Composer avec le soleil sans quitter la terrasse
Les jours de forte chaleur changent la donne, mais ce n'est pas la taille du jardin qui pose problème, c'est l'exposition. Une voile d'ombrage tendue entre le mur de la maison et deux poteaux protège bien mieux qu'un parasol, qui finit toujours par s'envoler au premier coup de vent venu de la côte. On sort tôt, avant que le mur en briques ne renvoie la chaleur, et on rentre dès que l'ombre du carré de terre disparaît. Leur peau réagit plus vite au soleil que la nôtre, alors la prudence vaut mieux que la montre.

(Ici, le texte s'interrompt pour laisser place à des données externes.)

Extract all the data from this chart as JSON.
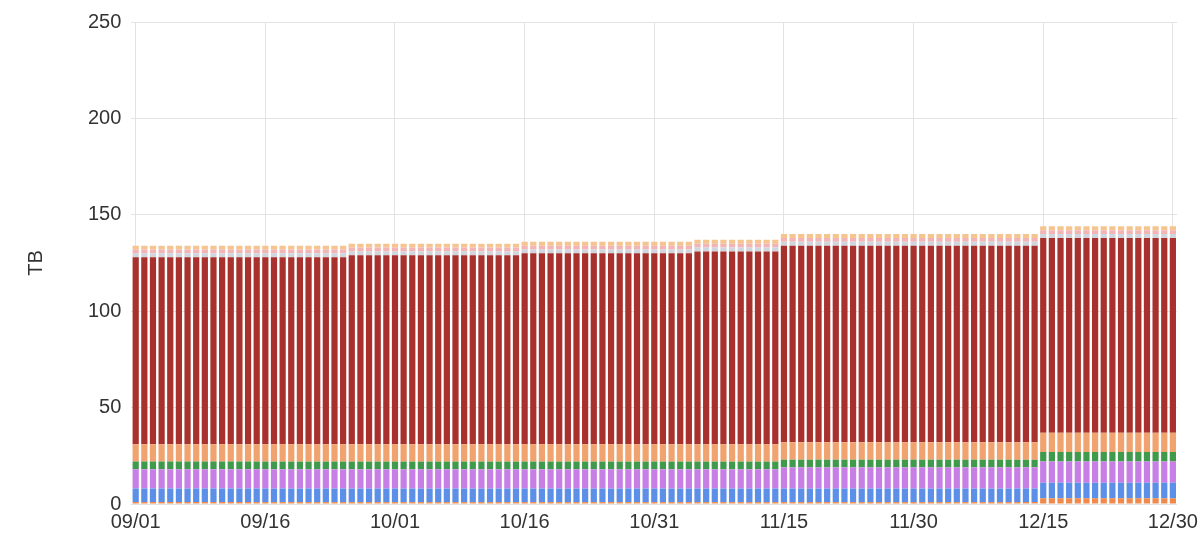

Le passage dehors trouve sa place dans le rythme journalier, entre le rangement du salon et le repas de midi, ni trop tôt pour perturber la sieste, ni trop tard pour repartir de zéro juste avant de passer à table. Revenir du jardin les mains encore un peu terreuses aide d'ailleurs la transition jeu-repas plus qu'un long décompte annoncé à l'avance : le corps a déjà changé de rythme avant même de s'asseoir.
Rien à voir, en fait, avec la superficie du jardin. Le vrai déclencheur, c'est ce qu'on retire du milieu pour laisser la place au mouvement, et ce qu'on laisse à portée de main pour que les objets ordinaires fassent le travail des jouets chers. Un jardin de poche suffit largement, à condition d'arrêter de vouloir le remplir.